Search code examples
azureazure-data-factory

Azure Data Factory: Exists transformation doesn't work as expected when comparing two tables


I am trying to compare the contents of two SQL tables in Azure Data Factory (ADF) using the Exists transformation in the data flow to find the delta data. My goal is to move the delta data to the sink. Here are the details:

  • Table 1 has 683,934 rows.
  • Table 2 has 684,000 rows.

Approach:

In my ADF data flow, for each table, I use the sha2() function to generate a derived hash column like this: derivedColumn = SHA2(256, columns())

The underlying business case is that the rows could be the same, but the data within the rows may change over time. Hence, I am comparing the entire content by calculating a hash column on all the columns instead of just comparing unique columns.

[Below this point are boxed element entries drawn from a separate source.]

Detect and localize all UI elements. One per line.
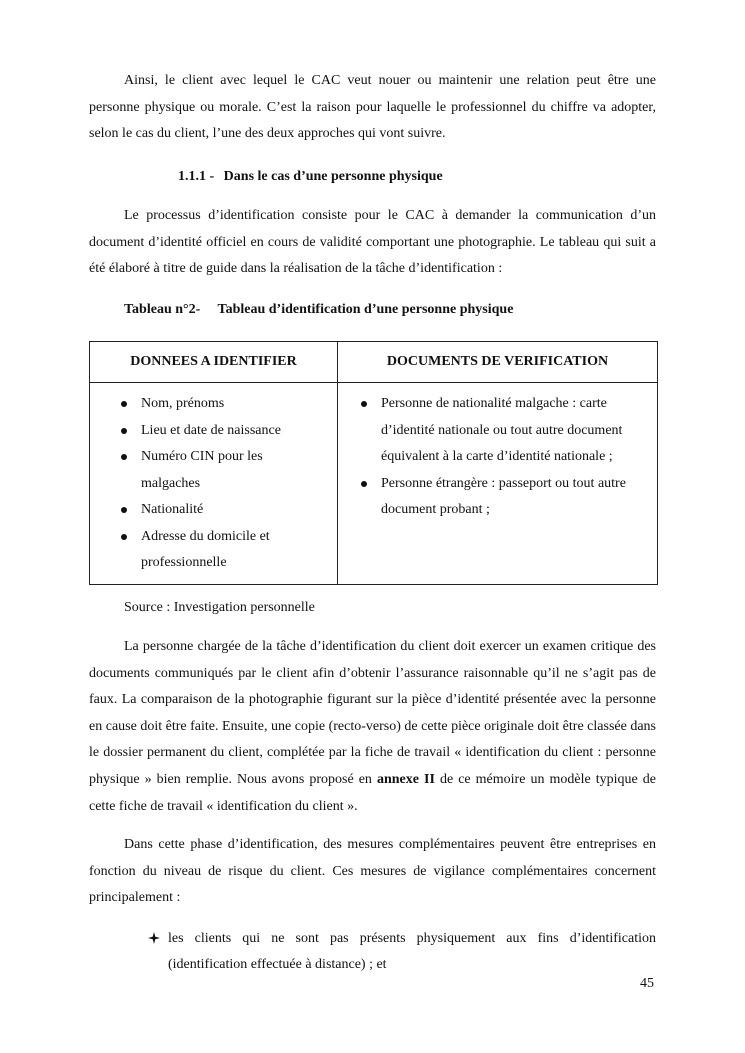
table-cell-data	[90, 383, 338, 585]
table-header-documents: DOCUMENTS DE VERIFICATION	[338, 342, 658, 383]
diamond-bullet-icon	[148, 932, 160, 944]
section-number: 1.1.1 -	[178, 169, 215, 184]
list-item: Personne de nationalité malgache : carte d’identité nationale ou tout autre document équivalent à la carte d’identité nationale ;	[381, 391, 633, 471]
table-caption-title: Tableau d’identification d’une personne physique	[217, 302, 514, 317]
list-item: Numéro CIN pour les malgaches	[141, 444, 291, 497]
bullet-item-text: les clients qui ne sont pas présents physiquement aux fins d’identification (identification effectuée à distance) ; et	[168, 931, 656, 972]
paragraph-exam-part2: de ce mémoire un modèle typique de cette fiche de travail « identification du client ».	[89, 771, 656, 814]
table-header-row	[90, 342, 658, 383]
list-item: Nom, prénoms	[141, 391, 329, 418]
documents-list	[346, 391, 649, 524]
table-header-data: DONNEES A IDENTIFIER	[90, 342, 338, 383]
paragraph-phase: Dans cette phase d’identification, des mesures complémentaires peuvent être entreprises en fonction du niveau de risque du client. Ces mesures de vigilance complémentaires concernent principalement :	[89, 837, 656, 906]
paragraph-exam	[89, 634, 656, 820]
data-list	[98, 391, 329, 577]
table-cell-documents	[338, 383, 658, 585]
section-title: Dans le cas d’une personne physique	[223, 169, 443, 184]
paragraph-exam-part1: La personne chargée de la tâche d’identification du client doit exercer un examen critique des documents communiqués par le client afin d’obtenir l’assurance raisonnable qu’il ne s’agit pas de faux. La comparaison de la photographie figurant sur la pièce d’identité présentée avec la personne en cause doit être faite. Ensuite, une copie (recto-verso) de cette pièce originale doit être classée dans le dossier permanent du client, complétée par la fiche de travail « identification du client : personne physique » bien remplie. Nous avons proposé en	[89, 639, 656, 787]
table-caption	[124, 299, 513, 321]
page-number: 45	[640, 976, 654, 991]
table-source: Source : Investigation personnelle	[124, 600, 315, 615]
list-item: Nationalité	[141, 497, 329, 524]
list-item: Personne étrangère : passeport ou tout autre document probant ;	[381, 471, 633, 524]
bullet-item-remote	[148, 926, 656, 978]
identification-table	[89, 341, 658, 585]
section-heading	[178, 166, 443, 188]
paragraph-process: Le processus d’identification consiste pour le CAC à demander la communication d’un document d’identité officiel en cours de validité comportant une photographie. Le tableau qui suit a été élaboré à titre de guide dans la réalisation de la tâche d’identification :	[89, 208, 656, 277]
table-caption-label: Tableau n°2-	[124, 302, 201, 317]
list-item: Lieu et date de naissance	[141, 418, 329, 445]
paragraph-intro: Ainsi, le client avec lequel le CAC veut nouer ou maintenir une relation peut être une personne physique ou morale. C’est la raison pour laquelle le professionnel du chiffre va adopter, selon le cas du client, l’une des deux approches qui vont suivre.	[89, 73, 656, 142]
annex-reference: annexe II	[376, 771, 435, 787]
table-row	[90, 383, 658, 585]
list-item: Adresse du domicile et professionnelle	[141, 524, 301, 577]
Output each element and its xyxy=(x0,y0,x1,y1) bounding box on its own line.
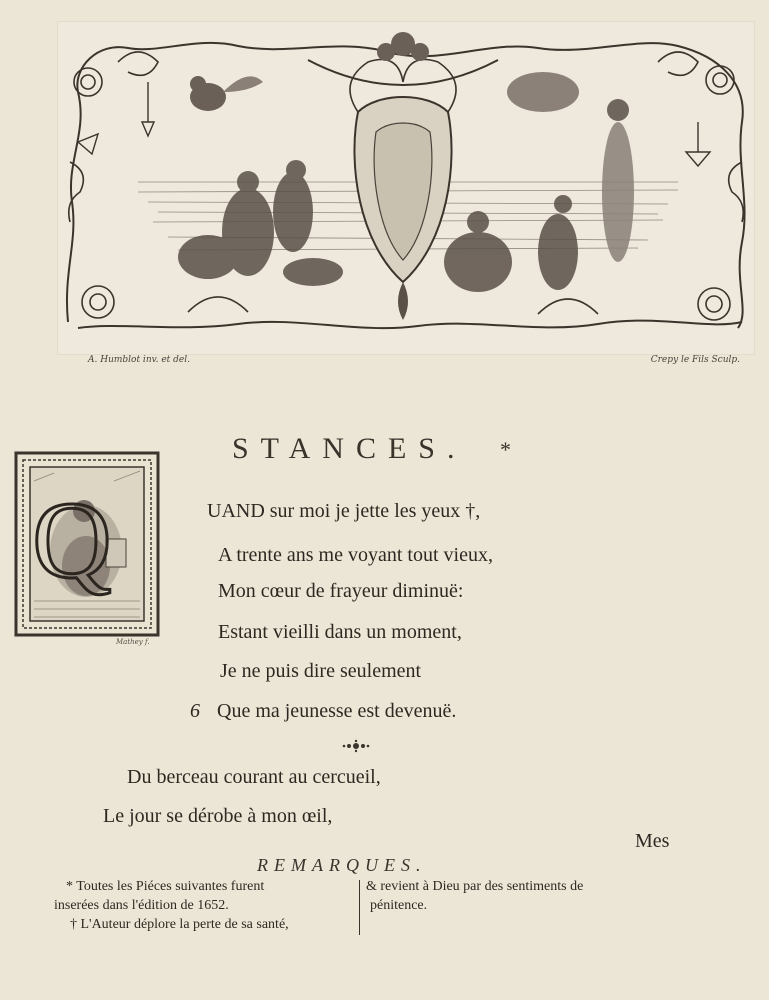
engraving-illustration xyxy=(58,22,754,354)
engraver-credit: Crepy le Fils Sculp. xyxy=(650,355,740,365)
verse-line: UAND sur moi je jette les yeux †, xyxy=(207,500,481,522)
verse-line: Estant vieilli dans un moment, xyxy=(218,621,462,643)
line-number: 6 xyxy=(190,700,200,722)
catchword: Mes xyxy=(635,830,670,852)
remark-note: inserées dans l'édition de 1652. xyxy=(54,898,229,913)
fleuron-ornament xyxy=(340,739,372,753)
dropcap-engraver-credit: Mathey f. xyxy=(116,638,150,646)
remark-note: * Toutes les Piéces suivantes furent xyxy=(66,879,265,894)
verse-line: Je ne puis dire seulement xyxy=(220,660,422,682)
verse-line: Le jour se dérobe à mon œil, xyxy=(103,805,333,827)
remark-note: & revient à Dieu par des sentiments de xyxy=(366,879,584,894)
headpiece-engraving xyxy=(58,22,754,365)
dropcap-engraving xyxy=(14,451,160,637)
dropcap-letter-q xyxy=(14,451,160,637)
dropcap-letter: Q xyxy=(32,479,112,601)
illustrator-credit: A. Humblot inv. et del. xyxy=(88,355,190,365)
remarks-heading: REMARQUES. xyxy=(257,855,427,875)
verse-line: A trente ans me voyant tout vieux, xyxy=(218,544,493,566)
verse-line: Mon cœur de frayeur diminuë: xyxy=(218,580,464,602)
column-divider xyxy=(359,880,360,935)
remark-note: pénitence. xyxy=(370,898,428,913)
title-footnote-mark: * xyxy=(500,437,511,462)
page-title: STANCES. xyxy=(232,432,467,465)
verse-line: Du berceau courant au cercueil, xyxy=(127,766,381,788)
verse-line: Que ma jeunesse est devenuë. xyxy=(217,700,457,722)
remark-note: † L'Auteur déplore la perte de sa santé, xyxy=(70,917,289,932)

I then use the Exists transformation to find rows in Table 1 that do not exist in Table 2.

The delta data is supposed to be upserted to the sink.

Problem:

When I preview the data in the Exists transformation, I see a lot of rows as a result. In my case, it should return zero rows since Table 1 (left side table) has fewer rows than Table 2, and I know for a fact that all these rows and data are already present in Table 2.

Question:

  • Why is the Exists transformation returning so many rows? Am i missing something with regards to broadcasting or partitioning etc? I tried setting Broadcast to Auto as well as Fixed with Right side Stream, but had the same result in both cases.
  • Is there a more effective way to compare the contents of two tables to find delta data using ADF?
  • How can I ensure that the comparison correctly identifies only the changed or new rows?

Additional Information:

  • Both tables have the same schema.

Any insights or suggestions would be highly appreciated. Thank you!

Screenshots of the dataflow:

enter image description here

enter image description here


Solution

  • This issue in dataflow data preview is not actual error. The reason for data mismatch in data preview is because, in debug settings, source1 and source2 are limited to random 1000 rows for data preview. This is the reason for not getting the expected result. When you debug the pipeline with this dataflow, you will not get this error.

    • In order to get correct output in data preview, you can upload the sample data for source1 and source2 in debug settings.

    Refer MS doc regarding this debug settings.